We recently revealed that Buffalo post-hardcore groundbreakers Snapcase were reuniting to play a spate of shows in Europe and one domestically on May 8. Guitarist Frank Vicario -- who was extremely busy on the eve of the iPad launch, since he works for Apple -- took the time to give Noisecreep the lowdown on the goings on. While sadly it's not a full-fledged reunion or tour, don't despair. If planets align, we could be seeing more of Snapcase. Or not.

"As of right now, it's just some shows," Vicario told Noisecreep. "We never got the chance to do any sort of 'last hurrah' in Europe, so when this opportunity presented itself, we couldn't refuse. Also, we couldn't neglect to play in our hometown for our fans, friends and families, so we put together the Buffalo show with some old friends and new ones in hopes of making something special for everyone."

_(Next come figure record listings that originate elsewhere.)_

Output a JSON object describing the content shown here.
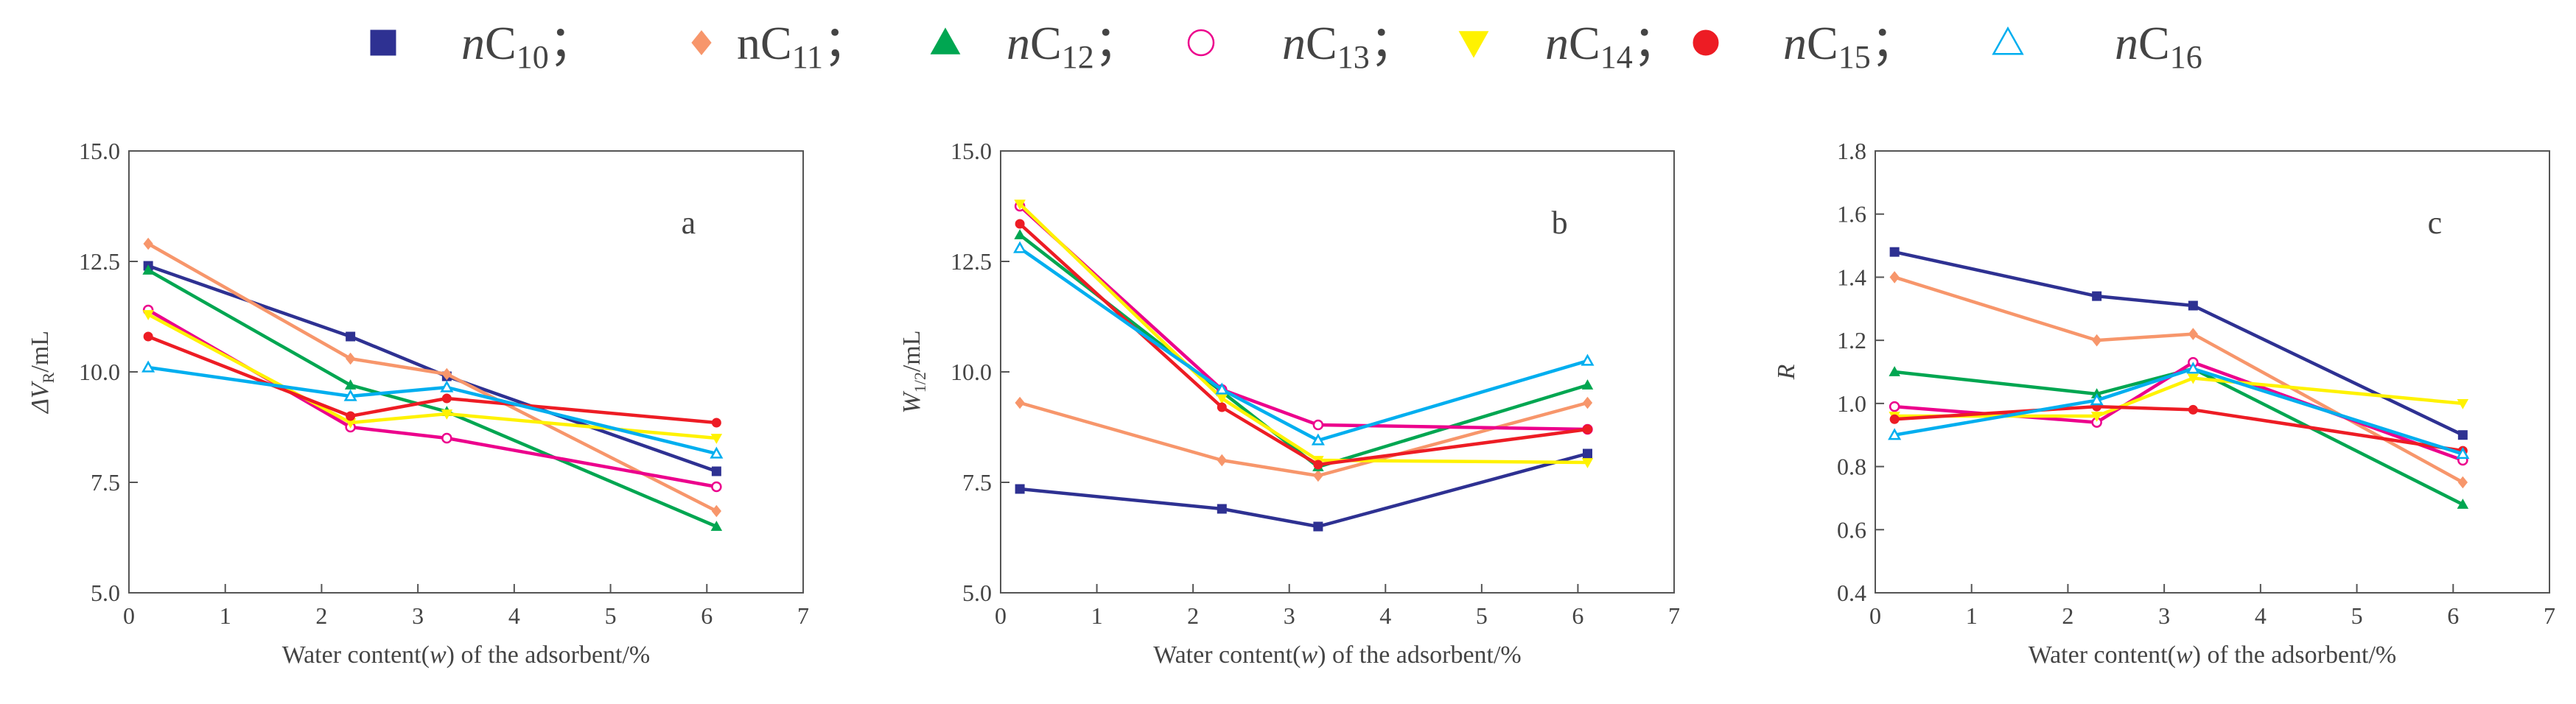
{
  "legend": [
    {
      "key": "C10",
      "prefix": "n",
      "italic": true,
      "base": "C",
      "sub": "10",
      "sep": "；",
      "color": "#2e3192",
      "marker": "square",
      "filled": true
    },
    {
      "key": "C11",
      "prefix": "n",
      "italic": false,
      "base": "C",
      "sub": "11",
      "sep": "；",
      "color": "#f7966b",
      "marker": "diamond",
      "filled": true
    },
    {
      "key": "C12",
      "prefix": "n",
      "italic": true,
      "base": "C",
      "sub": "12",
      "sep": "；",
      "color": "#00a651",
      "marker": "triangle",
      "filled": true
    },
    {
      "key": "C13",
      "prefix": "n",
      "italic": true,
      "base": "C",
      "sub": "13",
      "sep": "；",
      "color": "#ec008c",
      "marker": "circle",
      "filled": false
    },
    {
      "key": "C14",
      "prefix": "n",
      "italic": true,
      "base": "C",
      "sub": "14",
      "sep": "；",
      "color": "#fff200",
      "marker": "triangle-down",
      "filled": true
    },
    {
      "key": "C15",
      "prefix": "n",
      "italic": true,
      "base": "C",
      "sub": "15",
      "sep": "；",
      "color": "#ed1c24",
      "marker": "circle",
      "filled": true
    },
    {
      "key": "C16",
      "prefix": "n",
      "italic": true,
      "base": "C",
      "sub": "16",
      "sep": "",
      "color": "#00aeef",
      "marker": "triangle",
      "filled": false
    }
  ],
  "chart_data": [
    {
      "type": "line",
      "panel": "a",
      "ylabel_main": "ΔV",
      "ylabel_sub": "R",
      "ylabel_unit": "/mL",
      "xlabel_pre": "Water content(",
      "xlabel_var": "w",
      "xlabel_post": ") of the adsorbent/%",
      "xlim": [
        0,
        7
      ],
      "ylim": [
        5,
        15
      ],
      "xticks": [
        "0",
        "1",
        "2",
        "3",
        "4",
        "5",
        "6",
        "7"
      ],
      "yticks": [
        "5.0",
        "7.5",
        "10.0",
        "12.5",
        "15.0"
      ],
      "x": [
        0.2,
        2.3,
        3.3,
        6.1
      ],
      "series": [
        {
          "name": "C10",
          "values": [
            12.4,
            10.8,
            9.9,
            7.75
          ]
        },
        {
          "name": "C11",
          "values": [
            12.9,
            10.3,
            9.95,
            6.85
          ]
        },
        {
          "name": "C12",
          "values": [
            12.3,
            9.7,
            9.1,
            6.5
          ]
        },
        {
          "name": "C13",
          "values": [
            11.4,
            8.75,
            8.5,
            7.4
          ]
        },
        {
          "name": "C14",
          "values": [
            11.3,
            8.85,
            9.05,
            8.5
          ]
        },
        {
          "name": "C15",
          "values": [
            10.8,
            9.0,
            9.4,
            8.85
          ]
        },
        {
          "name": "C16",
          "values": [
            10.1,
            9.45,
            9.65,
            8.15
          ]
        }
      ]
    },
    {
      "type": "line",
      "panel": "b",
      "ylabel_main": "W",
      "ylabel_sub": "1/2",
      "ylabel_unit": "/mL",
      "xlabel_pre": "Water content(",
      "xlabel_var": "w",
      "xlabel_post": ") of the adsorbent/%",
      "xlim": [
        0,
        7
      ],
      "ylim": [
        5,
        15
      ],
      "xticks": [
        "0",
        "1",
        "2",
        "3",
        "4",
        "5",
        "6",
        "7"
      ],
      "yticks": [
        "5.0",
        "7.5",
        "10.0",
        "12.5",
        "15.0"
      ],
      "x": [
        0.2,
        2.3,
        3.3,
        6.1
      ],
      "series": [
        {
          "name": "C10",
          "values": [
            7.35,
            6.9,
            6.5,
            8.15
          ]
        },
        {
          "name": "C11",
          "values": [
            9.3,
            8.0,
            7.65,
            9.3
          ]
        },
        {
          "name": "C12",
          "values": [
            13.1,
            9.55,
            7.85,
            9.7
          ]
        },
        {
          "name": "C13",
          "values": [
            13.75,
            9.6,
            8.8,
            8.7
          ]
        },
        {
          "name": "C14",
          "values": [
            13.8,
            9.4,
            8.0,
            7.95
          ]
        },
        {
          "name": "C15",
          "values": [
            13.35,
            9.2,
            7.9,
            8.7
          ]
        },
        {
          "name": "C16",
          "values": [
            12.8,
            9.6,
            8.45,
            10.25
          ]
        }
      ]
    },
    {
      "type": "line",
      "panel": "c",
      "ylabel_main": "R",
      "ylabel_sub": "",
      "ylabel_unit": "",
      "xlabel_pre": "Water content(",
      "xlabel_var": "w",
      "xlabel_post": ") of the adsorbent/%",
      "xlim": [
        0,
        7
      ],
      "ylim": [
        0.4,
        1.8
      ],
      "xticks": [
        "0",
        "1",
        "2",
        "3",
        "4",
        "5",
        "6",
        "7"
      ],
      "yticks": [
        "0.4",
        "0.6",
        "0.8",
        "1.0",
        "1.2",
        "1.4",
        "1.6",
        "1.8"
      ],
      "x": [
        0.2,
        2.3,
        3.3,
        6.1
      ],
      "series": [
        {
          "name": "C10",
          "values": [
            1.48,
            1.34,
            1.31,
            0.9
          ]
        },
        {
          "name": "C11",
          "values": [
            1.4,
            1.2,
            1.22,
            0.75
          ]
        },
        {
          "name": "C12",
          "values": [
            1.1,
            1.03,
            1.11,
            0.68
          ]
        },
        {
          "name": "C13",
          "values": [
            0.99,
            0.94,
            1.13,
            0.82
          ]
        },
        {
          "name": "C14",
          "values": [
            0.96,
            0.96,
            1.08,
            1.0
          ]
        },
        {
          "name": "C15",
          "values": [
            0.95,
            0.99,
            0.98,
            0.85
          ]
        },
        {
          "name": "C16",
          "values": [
            0.9,
            1.01,
            1.11,
            0.84
          ]
        }
      ]
    }
  ]
}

The reunion was hastened by everything simply falling into place. "We had talked about playing together in some limited capacity as far back as the benefit shows in 2007," Vicario said. "We had so much fun, playing together again without any pretense. We actually met up and jammed a number of times throughout 2009, just hanging out and having fun. We toyed with the idea of playing again, usually musing about doing a Buffalo show or being surprise guests at another show, but nothing ever came to fruition."

Earlier this year, guitarist Jon Salemi received an email from the band's European booking agent, since Snapcase had an invitation to play the Groezrock festival. "We were immediately excited, yet tentative. [Drummer] Tim [Redmond] is a school teacher, which makes it very difficult for him to get any sort of time off. The dates fell right on his spring break, so we decided to do it, as well as book a few shows in Germany to give Europe the proper send-off, albeit belated, it deserved."

Damn you, Europe! But we Americans love Snapcase, too!

There are no plans for a U.S. tour, with Vicario saying, "We're still close friends and we love the thought of playing together in any context, but with families and careers outside of playing music, it's difficult to do any substantial touring. I'm not saying something couldn't fall into place in the future. But for now, this is it."

While the band has almost a full album's worth of songs that were written before the 2005 split, there are no plans to record them or write new material. "We do love playing together, so who knows what the future may bring," Vicario admitted. "For the tour, we're concentrating on giving the fans what they want and playing the songs they're familiar with. Not to say that people wouldn't be interested in hearing new material, but with the limited amount of time we have to work with on stage and the back catalog we're pulling from, it's difficult to fit in all the standards fans want to hear, let alone worrying about fitting in new material. We'd love for folks to hear some new stuff some day, but these shows probably aren't the best vehicle for that."

Besides fixing computers for Apple, Vicario turned the former Snapcase rehearsal space into a studio and had worked with Buffalo bands until he closed up shop last summer. He plans to build a new studio shortly and enjoys the opportunity to teach young bands what he has learned through the years.

While the jury is out on the comeback beyond the "few shows," Vicario said, "We're five old friends who like playing music together, and this is an amazing gift of an opportunity we've been given to do that another time. Sorry if that's not the prophetic answer everyone is hoping for. We'll take it one day at a time and see what the future holds."

See you in Buffalo, Frank and Snapcase!